Without doubt it is harder to know how to abound than to know how to be abased. As the Scottish proverb has it, “It is more difficult to carry a full cup than an empty one.” And the problem of handling prosperity in a responsible Christian manner has never been more acute than it is in our affluent American society of today. Reinhold Niebuhr puts it pointedly: “How can we get a gas-propelled fur-coated congregation of prosperous Americans to share the uneasy sense over possessions that is so characteristic a note of the New Testament?”

How indeed does a Christian in our modern day learn “how to abound”?

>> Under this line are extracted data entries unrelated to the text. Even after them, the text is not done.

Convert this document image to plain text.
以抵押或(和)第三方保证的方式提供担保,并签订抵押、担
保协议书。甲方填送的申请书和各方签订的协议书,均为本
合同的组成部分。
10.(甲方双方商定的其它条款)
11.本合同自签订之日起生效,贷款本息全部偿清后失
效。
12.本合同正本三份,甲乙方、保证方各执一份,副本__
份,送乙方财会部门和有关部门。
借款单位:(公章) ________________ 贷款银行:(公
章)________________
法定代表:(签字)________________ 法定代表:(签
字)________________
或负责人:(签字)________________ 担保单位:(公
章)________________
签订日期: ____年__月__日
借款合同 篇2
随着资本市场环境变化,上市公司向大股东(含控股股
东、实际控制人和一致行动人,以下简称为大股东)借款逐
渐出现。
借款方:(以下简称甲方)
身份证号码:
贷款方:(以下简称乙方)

1. By remembering that all abundance, however great, comes from God, the giver of every good and perfect gift. When Joseph Parker, for many years minister of the City Temple in London, was introduced to someone who described himself as “a self-made man,” he is said to have replied, “You lift a great responsibility from the shoulders of the Almighty.” But the fact is that there is no self-made man. For one thing, nature greatly helps to produce the abundance that men enjoy; a scientist has figured that a farmer’s effort amounts to only about 5 per cent of the factors that produce a crop of wheat. Other people, too, and the community in general, help greatly in the production of a man’s wealth. There came to New York City in 1783 a young man named John Jacob Astor, the son of a butcher in Waldorf, Germany. He invested his small capital in furs and traded directly with the Indians, peddling gewgaws and buying their furs at ridiculously low prices. In time he extended this trade to the Pacific Coast, and his ships prospered in the China trade. Undoubtedly he was something of an organizing genius, but it certainly was not by his own efforts alone that the farm he bought in Manhattan for $25,000 increased in value to approximately $500,000,000. It was the growth of the community as a whole that pushed up the value of this property. Edward A. Filene, the great Boston merchant, recognized the truth that the community helps to create abundance when he said: “Why should not I give half my money back to the people? I got it from them.”

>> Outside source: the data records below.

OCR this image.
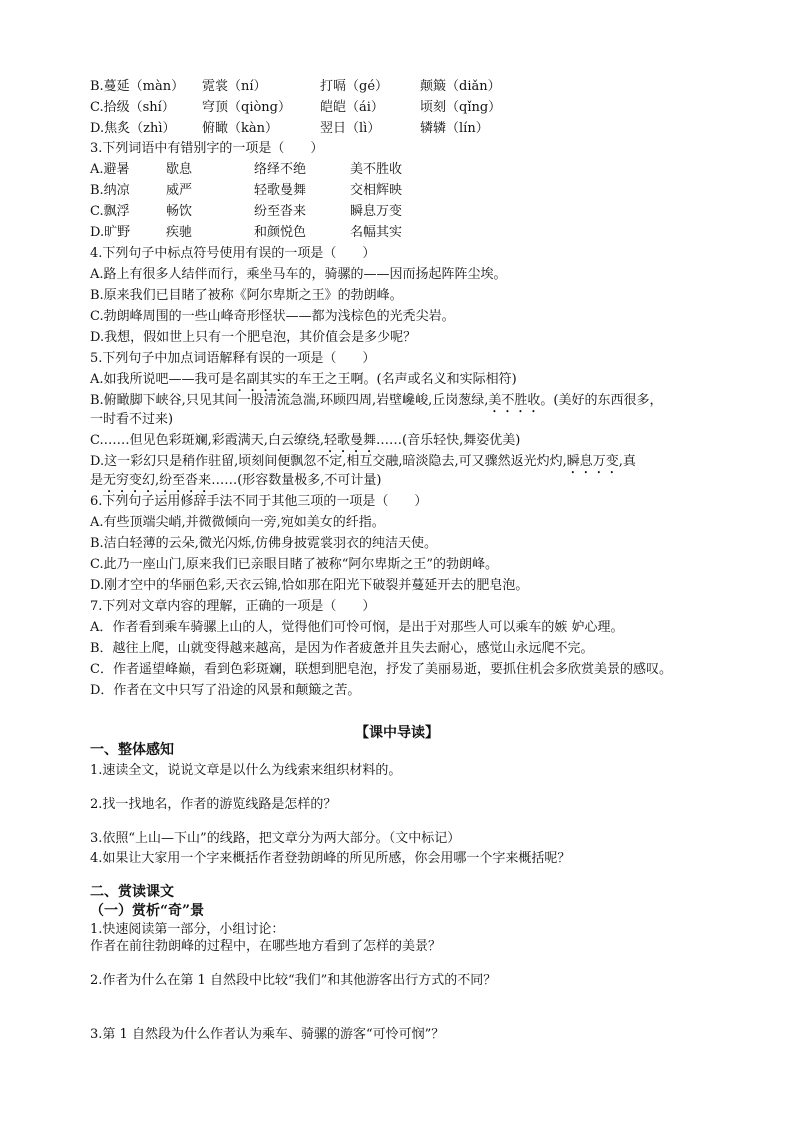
B.蔓延（màn） 霓裳（ní）	打嗝（gé） 颠簸（diǎn）
C.拾级（shí） 穹顶（qiòng） 皑皑（ái）	顷刻（qǐng）
D.焦炙（zhì） 俯瞰（kàn）	翌日（lì）	辚辚（lín）
3.下列词语中有错别字的一项是（　　）
A.避暑	歇息	络绎不绝	美不胜收
B.纳凉	威严	轻歌曼舞	交相辉映
C.飘浮	畅饮	纷至沓来	瞬息万变
D.旷野	疾驰	和颜悦色	名幅其实
4.下列句子中标点符号使用有误的一项是（　　）
A.路上有很多人结伴而行，乘坐马车的，骑骡的——因而扬起阵阵尘埃。
B.原来我们已目睹了被称《阿尔卑斯之王》的勃朗峰。
C.勃朗峰周围的一些山峰奇形怪状——都为浅棕色的光秃尖岩。
D.我想，假如世上只有一个肥皂泡，其价值会是多少呢？
5.下列句子中加点词语解释有误的一项是（　　）
A.如我所说吧——我可是名副其实的车王之王啊。(名声或名义和实际相符)
B.俯瞰脚下峡谷,只见其间一股清流急湍,环顾四周,岩壁巉峻,丘岗葱绿,美不胜收。(美好的东西很多，
一时看不过来)
C.……但见色彩斑斓,彩霞满天,白云缭绕,轻歌曼舞……(音乐轻快,舞姿优美)
D.这一彩幻只是稍作驻留,顷刻间便飘忽不定,相互交融,暗淡隐去,可又骤然返光灼灼,瞬息万变,真
是无穷变幻,纷至沓来……(形容数量极多,不可计量)
6.下列句子运用修辞手法不同于其他三项的一项是（　　）
A.有些顶端尖峭,并微微倾向一旁,宛如美女的纤指。
B.洁白轻薄的云朵,微光闪烁,仿佛身披霓裳羽衣的纯洁天使。
C.此乃一座山门,原来我们已亲眼目睹了被称“阿尔卑斯之王”的勃朗峰。
D.刚才空中的华丽色彩,天衣云锦,恰如那在阳光下破裂并蔓延开去的肥皂泡。
7.下列对文章内容的理解，正确的一项是（　　）
A．作者看到乘车骑骡上山的人，觉得他们可怜可悯，是出于对那些人可以乘车的嫉 妒心理。
B．越往上爬，山就变得越来越高，是因为作者疲惫并且失去耐心，感觉山永远爬不完。
C．作者遥望峰巅，看到色彩斑斓，联想到肥皂泡，抒发了美丽易逝，要抓住机会多欣赏美景的感叹。
D．作者在文中只写了沿途的风景和颠簸之苦。
【课中导读】
一、整体感知
1.速读全文，说说文章是以什么为线索来组织材料的。
2.找一找地名，作者的游览线路是怎样的？
3.依照“上山—下山”的线路，把文章分为两大部分。（文中标记）
4.如果让大家用一个字来概括作者登勃朗峰的所见所感，你会用哪一个字来概括呢？
二、赏读课文
（一）赏析“奇”景
1.快速阅读第一部分，小组讨论：
作者在前往勃朗峰的过程中，在哪些地方看到了怎样的美景？
2.作者为什么在第 1 自然段中比较“我们”和其他游客出行方式的不同？
3.第 1 自然段为什么作者认为乘车、骑骡的游客“可怜可悯”？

Even where a man has contributed significantly to the production of his wealth, it is still God who gave him the power to produce, the ability and opportunity to become prosperous. He has no personal responsibility for this at all. In the truest sense, then, all abundance comes from God.

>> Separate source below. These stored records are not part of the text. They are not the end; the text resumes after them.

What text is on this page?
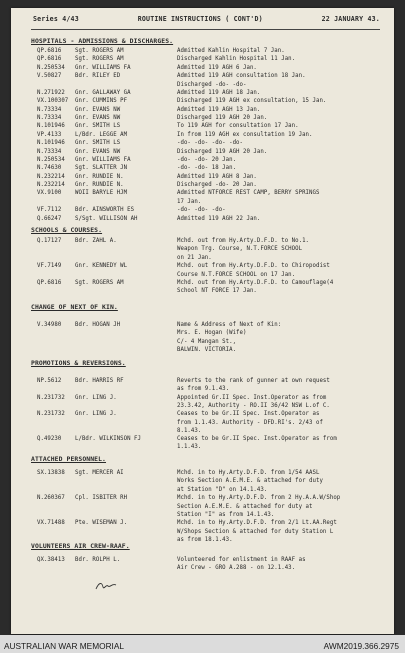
Series 4/43	ROUTINE INSTRUCTIONS ( CONT'D)	22 JANUARY 43.
HOSPITALS - ADMISSIONS & DISCHARGES.
QP.6816 Sgt. ROGERS AM	Admitted Kahlin Hospital 7 Jan.
QP.6816 Sgt. ROGERS AM	Discharged Kahlin Hospital 11 Jan.
N.250534 Gnr. WILLIAMS FA	Admitted 119 AGH 6 Jan.
V.50827 Bdr. RILEY ED	Admitted 119 AGH consultation 18 Jan.
Discharged -do- -do-
N.271922 Gnr. GALLAWAY GA	Admitted 119 AGH 18 Jan.
VX.100307 Gnr. CUMMINS PF	Discharged 119 AGH ex consultation, 15 Jan.
N.73334 Gnr. EVANS NW	Admitted 119 AGH 13 Jan.
N.73334 Gnr. EVANS NW	Discharged 119 AGH 20 Jan.
N.101946 Gnr. SMITH LS	To 119 AGH for consultation 17 Jan.
VP.4133 L/Bdr. LEGGE AM	In from 119 AGH ex consultation 19 Jan.
N.101946 Gnr. SMITH LS	-do- -do- -do- -do-
N.73334 Gnr. EVANS NW	Discharged 119 AGH 20 Jan.
N.250534 Gnr. WILLIAMS FA	-do- -do- 20 Jan.
N.74630 Sgt. SLATTER JN	-do- -do- 18 Jan.
N.232214 Gnr. RUNDIE N.	Admitted 119 AGH 8 Jan.
N.232214 Gnr. RUNDIE N.	Discharged -do- 20 Jan.
VX.9100 WOII BARYLE HJM	Admitted NTFORCE REST CAMP, BERRY SPRINGS
17 Jan.
VF.7112 Bdr. AINSWORTH ES	-do- -do- -do-
Q.66247 S/Sgt. WILLISON AH	Admitted 119 AGH 22 Jan.
SCHOOLS & COURSES.
Q.17127 Bdr. ZAHL A.	Mchd. out from Hy.Arty.D.F.D. to No.1.
Weapon Trg. Course, N.T.FORCE SCHOOL
on 21 Jan.
VF.7149 Gnr. KENNEDY WL	Mchd. out from Hy.Arty.D.F.D. to Chiropodist
Course N.T.FORCE SCHOOL on 17 Jan.
QP.6816 Sgt. ROGERS AM	Mchd. out from Hy.Arty.D.F.D. to Camouflage(4
School NT FORCE 17 Jan.
CHANGE OF NEXT OF KIN.
V.34980 Bdr. HOGAN JH	Name & Address of Next of Kin:
Mrs. E. Hogan (Wife)
C/- 4 Mangan St.,
BALWIN. VICTORIA.
PROMOTIONS & REVERSIONS.
NP.5612 Bdr. HARRIS RF	Reverts to the rank of gunner at own request
as from 9.1.43.
N.231732 Gnr. LING J.	Appointed Gr.II Spec. Inst.Operator as from
23.3.42, Authority - RO.II 36/42 NSW L.of C.
N.231732 Gnr. LING J.	Ceases to be Gr.II Spec. Inst.Operator as
from 1.1.43. Authority - DFD.RI's. 2/43 of
8.1.43.
Q.49230 L/Bdr. WILKINSON FJ	Ceases to be Gr.II Spec. Inst.Operator as from
1.1.43.
ATTACHED PERSONNEL.
SX.13838 Sgt. MERCER AI	Mchd. in to Hy.Arty.D.F.D. from 1/54 AASL
Works Section A.E.M.E. & attached for duty
at Station "D" on 14.1.43.
N.260367 Cpl. ISBITER RH	Mchd. in to Hy.Arty.D.F.D. from 2 Hy.A.A.W/Shop
Section A.E.M.E. & attached for duty at
Station "I" as from 14.1.43.
VX.71488 Pte. WISEMAN J.	Mchd. in to Hy.Arty.D.F.D. from 2/1 Lt.AA.Regt
W/Shops Section & attached for duty Station L
as from 18.1.43.
VOLUNTEERS AIR CREW-RAAF.
QX.38413 Bdr. ROLPH L.	Volunteered for enlistment in RAAF as
Air Crew - GRO A.288 - on 12.1.43.
AUSTRALIAN WAR MEMORIAL	AWM2019.366.2975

2. By remembering that, though material prosperity is not unimportant, people and personal relations are infinitely more important for fruitful and happy living.

In Charles Dickens’s Christmas Carol the miser, Scrooge, is confronted in a dream by the ghost of his dead business partner, Jacob Marley. During his lifetime Marley, like Scrooge, had been hard and stingy. And now from the realm of the departed the spirit of Marley appears, condemning himself and warning Scrooge against a similar fate. As the ghost of Marley wrings his hands and bemoans his shortcomings, Scrooge tries to console him: “But you were a good man of business, Jacob.” Whereupon Marley’s ghost cries out: “Business! Mankind was my business. The common welfare was my business. Charity, mercy, forbearance, benevolence were all my business.” Too late Jacob Marley discovered what his real business in life was.

Several years ago the Reader’s Digest carried the story of General Robert E. Wood, who after a distinguished Army career joined the board of Sears, Roebuck and Company in 1924, becoming its president in 1928. Under his guidance Sears grew into the biggest general store in the world, doing an annual sales business of $5 million. Certainly General Wood has been one of America’s most successful businessmen; an industrialist once said that “three of the biggest influences in business are General Motors, General Electric, and General Wood.” But Wood also had a deep concern for people, and particularly the employees of his company. So he developed a profit-sharing plan, under which each employee contributes up to 5 per cent of his annual salary, the company contributes up to 10 per cent of its annual net profit, and the proceeds are divided up among the employees according to their length of service. Since its beginning this scheme has enabled retiring employees to receive $1.2 billion. General Wood says he is “prouder of it than of anything else I ever did in business.”

3. By remembering that life doesn’t last forever, and that eternity knows no abundance except the riches of character and spirit.

Jesus Christ sought to enforce this salutary lesson in two memorable parables, the parable of Lazarus and Dives (Luke 16:19–31) and the parable of the rich fool (Luke 12:16–20). The point of these parables is that no matter how wealthy a man may be in this world’s goods, his riches will confer on him no lasting benefit unless he uses them to help those who are in need. Only as a man takes this lesson seriously to heart will he be able to say with Paul, “I know both how to be abased and how to abound.”